Mercer’s head of real estate Paddy Brown, said while allocations had already fallen around 10 per cent over the last three years, some investors were still looking to sell legacy retail assets despite “distressed pricing” in the sector.  He warned that those funds “blindly” chasing office and industrial assets were at risk of overpaying.

“Investing top down is very dangerous at this point in the cycle,” said Brown, ahead of Investment Magazine’s real estate conference in Melbourne later this month. “I would be concerned about investors purely focused on thematics and selling good assets into a relatively illiquid market.”

Retail has come under pressure from weak consumer spending and increased competition from online retailers. Just last month, clothing retailer Jeanswest announced plans to close a quarter of its stores after going into voluntary administration. Brown said cyclical and structural headwinds made the sector a “hard sell” to investment committees which were too focused on the headline noise.

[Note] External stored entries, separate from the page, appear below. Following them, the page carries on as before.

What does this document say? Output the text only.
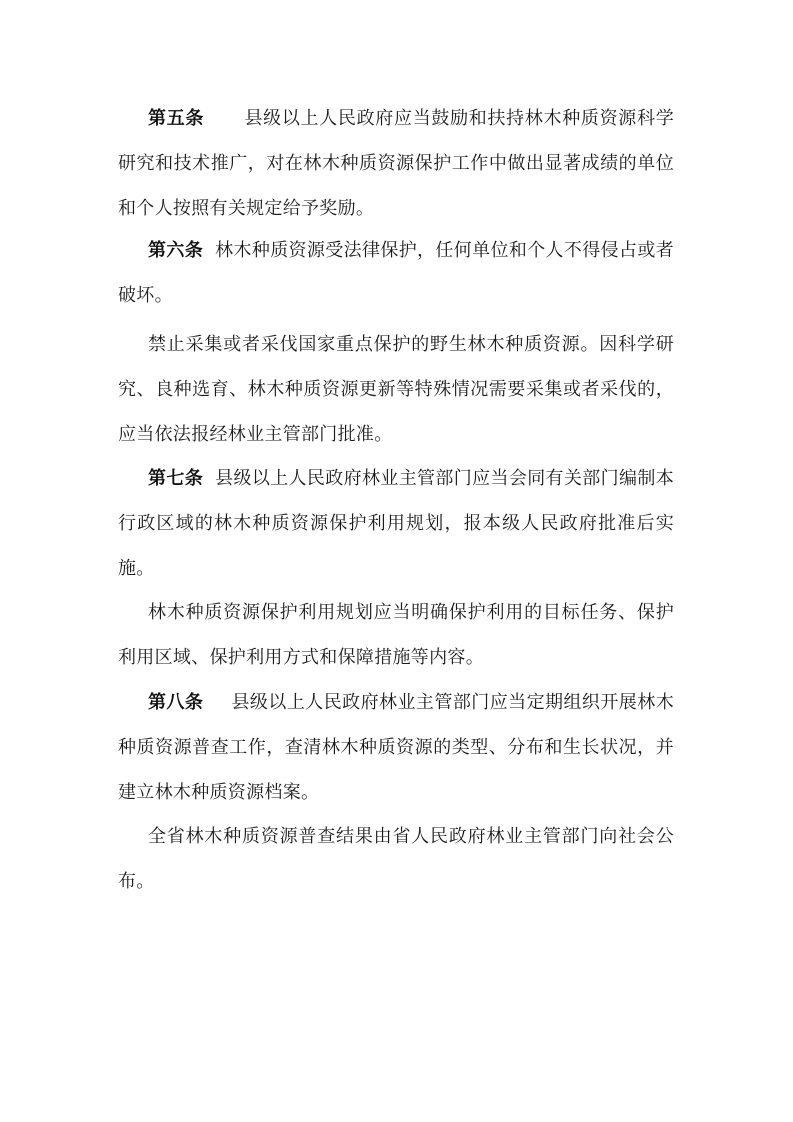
第五条 县级以上人民政府应当鼓励和扶持林木种质资源科学研究和技术推广，对在林木种质资源保护工作中做出显著成绩的单位和个人按照有关规定给予奖励。

第六条 林木种质资源受法律保护，任何单位和个人不得侵占或者破坏。

禁止采集或者采伐国家重点保护的野生林木种质资源。因科学研究、良种选育、林木种质资源更新等特殊情况需要采集或者采伐的，应当依法报经林业主管部门批准。

第七条 县级以上人民政府林业主管部门应当会同有关部门编制本行政区域的林木种质资源保护利用规划，报本级人民政府批准后实施。

林木种质资源保护利用规划应当明确保护利用的目标任务、保护利用区域、保护利用方式和保障措施等内容。

第八条 县级以上人民政府林业主管部门应当定期组织开展林木种质资源普查工作，查清林木种质资源的类型、分布和生长状况，并建立林木种质资源档案。

全省林木种质资源普查结果由省人民政府林业主管部门向社会公布。
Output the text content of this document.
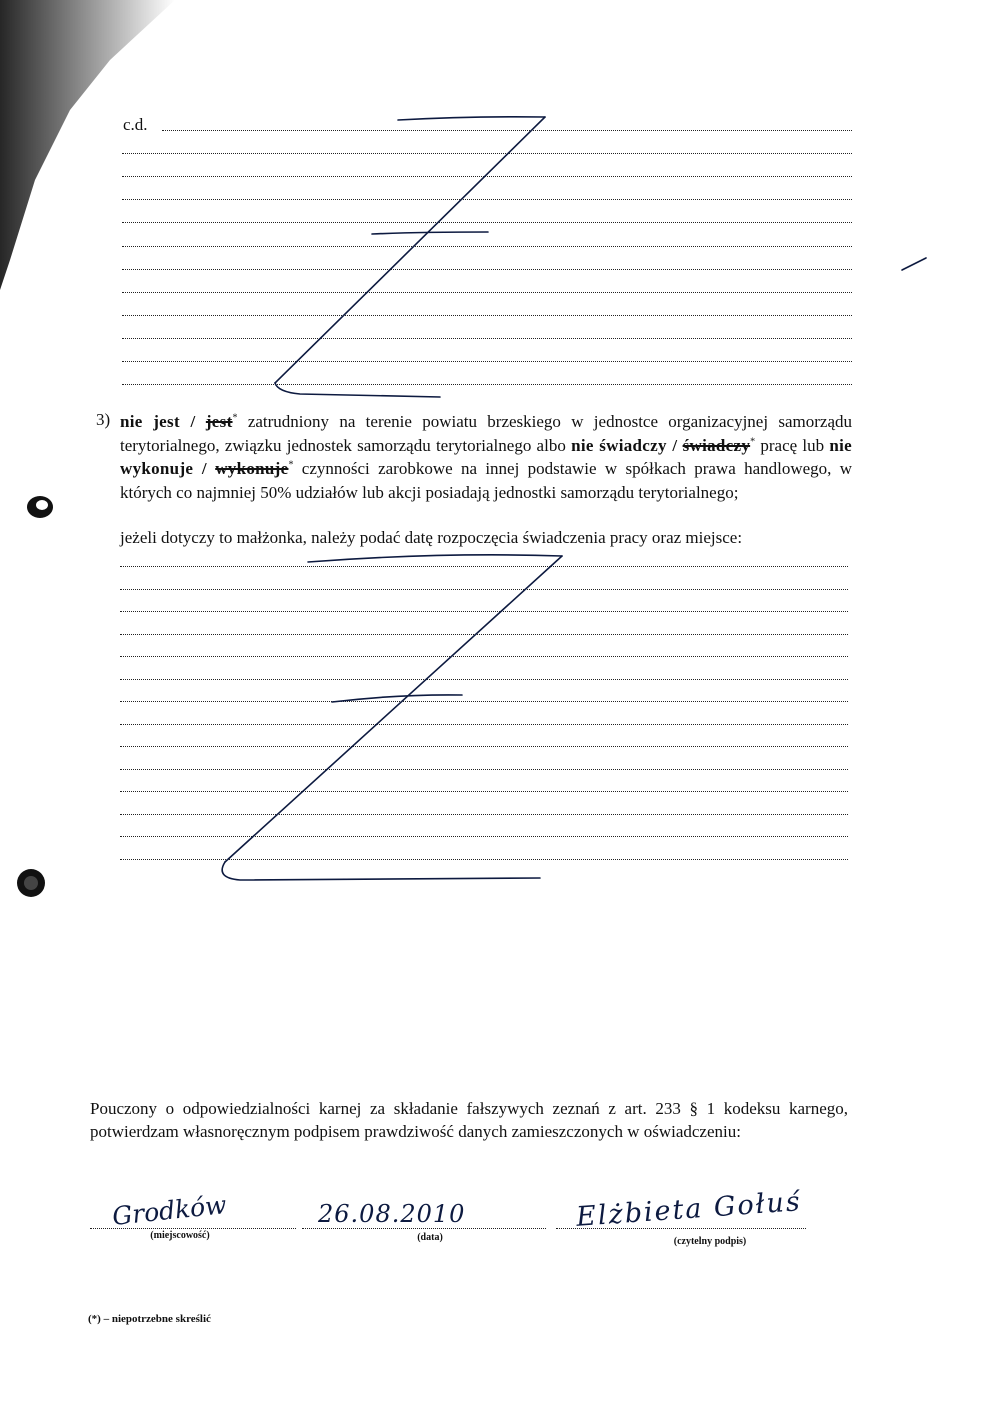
c.d.
3) nie jest / jest* zatrudniony na terenie powiatu brzeskiego w jednostce organizacyjnej samorządu terytorialnego, związku jednostek samorządu terytorialnego albo nie świadczy / świadczy* pracę lub nie wykonuje / wykonuje* czynności zarobkowe na innej podstawie w spółkach prawa handlowego, w których co najmniej 50% udziałów lub akcji posiadają jednostki samorządu terytorialnego;
jeżeli dotyczy to małżonka, należy podać datę rozpoczęcia świadczenia pracy oraz miejsce:
Pouczony o odpowiedzialności karnej za składanie fałszywych zeznań z art. 233 § 1 kodeksu karnego, potwierdzam własnoręcznym podpisem prawdziwość danych zamieszczonych w oświadczeniu:
Grodków	26.08.2010	Elżbieta Gołuś
(miejscowość)	(data)	(czytelny podpis)
(*) – niepotrzebne skreślić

According to the MSCI/Mercer Wholesale Property Fund Index, which looks at institutional ownership of Australian real estate, offices made up on average about 48 per cent of a property portfolio versus 41 per cent for retail and 11 per cent for industrial. Allocation to the office sector is up about 6 percent over the last three years as prices climbed.

Brown said capitalisation rates for retail assets were 100 to 150 basis points above those of office and industrial which gave investors a “pretty strong income” over the other sectors. The cap rate is the ratio between net operating income and the asset value.

“There is money to be made in retail,” he said. “There is an opportunity for selective assets for those who have the ability to really analyse the sector from the bottom up. There is not a lot of competition for those assets, whereas in the industrial space there is huge competition so there is risk of overpaying.”

Willis Towers Watson’s head of real assets Dania Zinurova, said institutional appetite for real estate is generally waning. Whereas five years ago it was nearly impossible to invest with certain institutional property funds due to strong appetite from local investors, those same funds today were managing redemption queues and looking to raise capital outside of Australia, particularly in the retail sector.

Zinurova, who is due to speak on portfolio construction at the real estate conference, said while the office sector were still “holding up,” investors had started to become more cautious amid strong supply and weak economic growth in Australia.

“There are some questions over the longer term about whether is it still realistic to expect the same strong returns in the office sector going forward,” she said in a telephone interview. “I would say it’s unreasonable. Returns are waning a little bit across all sectors, with retail suffering the most.”

Like Brown, Zinurova said the key to real estate investment was being selective.

“The time is over when investors just allocate capital to real estate and get great returns,” she said. “Investors need to have a very clear idea about what they are looking to achieve: Is it alpha, income return or pure diversification?”